Adesso sì. Ma la scrittura del libro è stata molto travagliata. All’inizio vivevo momenti di angoscia non solo per la perdita di mio nonno ma perché avevo paura di perdere tutto ciò che era fondamentale per farlo rivivere e raccontare la sua storia. Ero ossessionato dalla precisione e dal riportare anche nei minimi dettagli la sua vita. Poi, a un certo punto, sono venuto a patti con la storia. Nessuno sarebbe mai andato a verificare se mia nonna, per esempio, quel giorno aveva indossato un vestito di un colore diverso. I dettagli non erano indispensabili. A me interessava avvicinarmi il più possibile alla realtà dei fatti con cura e con passione. La primissima cosa che ho scritto la sera prima del funerale, a caldo, è stata una lettera che poi è nel libro. All’inizio ero bloccato, per noi torinesi esprimere i sentimenti, qualcosa di troppo personale, non è una cosa facile. Anche il nonno non esprimeva apertamente ciò che provava. Non dava molte soddisfazioni. Poi qualcosa si è sbloccato, mi sono detto che potevo farcela. Ho trovato anche una scatola con dentro foto di ogni genere di mio nonno, tutte catalogate, che mi hanno permesso di ricostruire, dopo la sua morte, una arte della sua vita di cui sapevo molto poco. Ed è stato un momento molto bello e profondo.
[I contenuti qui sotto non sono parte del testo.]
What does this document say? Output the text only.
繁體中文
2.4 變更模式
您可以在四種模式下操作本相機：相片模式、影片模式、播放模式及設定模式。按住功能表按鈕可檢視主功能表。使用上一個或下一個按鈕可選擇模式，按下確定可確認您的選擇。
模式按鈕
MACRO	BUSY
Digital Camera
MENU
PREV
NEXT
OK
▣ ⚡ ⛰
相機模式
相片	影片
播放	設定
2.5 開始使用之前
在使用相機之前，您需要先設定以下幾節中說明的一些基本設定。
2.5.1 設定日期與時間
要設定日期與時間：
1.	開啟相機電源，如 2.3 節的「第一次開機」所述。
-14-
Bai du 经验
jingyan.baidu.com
Una scatola di ricordi, di vissuti tra nostalgia e tenerezza, momenti di “vita imperfetta” come dice Andrea Malabaila, perché l’imperfezione “lascia sempre qualcosa da aggiungere continuamente ad una vita che in fondo perfetta non è perché a momenti di grande felicità si possono alternare momenti dolorosi e di sconforto in cui qualcosa si rompe, come è successo a mio nonno quando la nonna si è ammalata di Alzheimer.”
E allora, alla fine, anche Natale Pennello, il nonno Superman agli occhi di un bambino, divertente inventore di barzellette, lascia il posto a tutta la sua umana fragilità.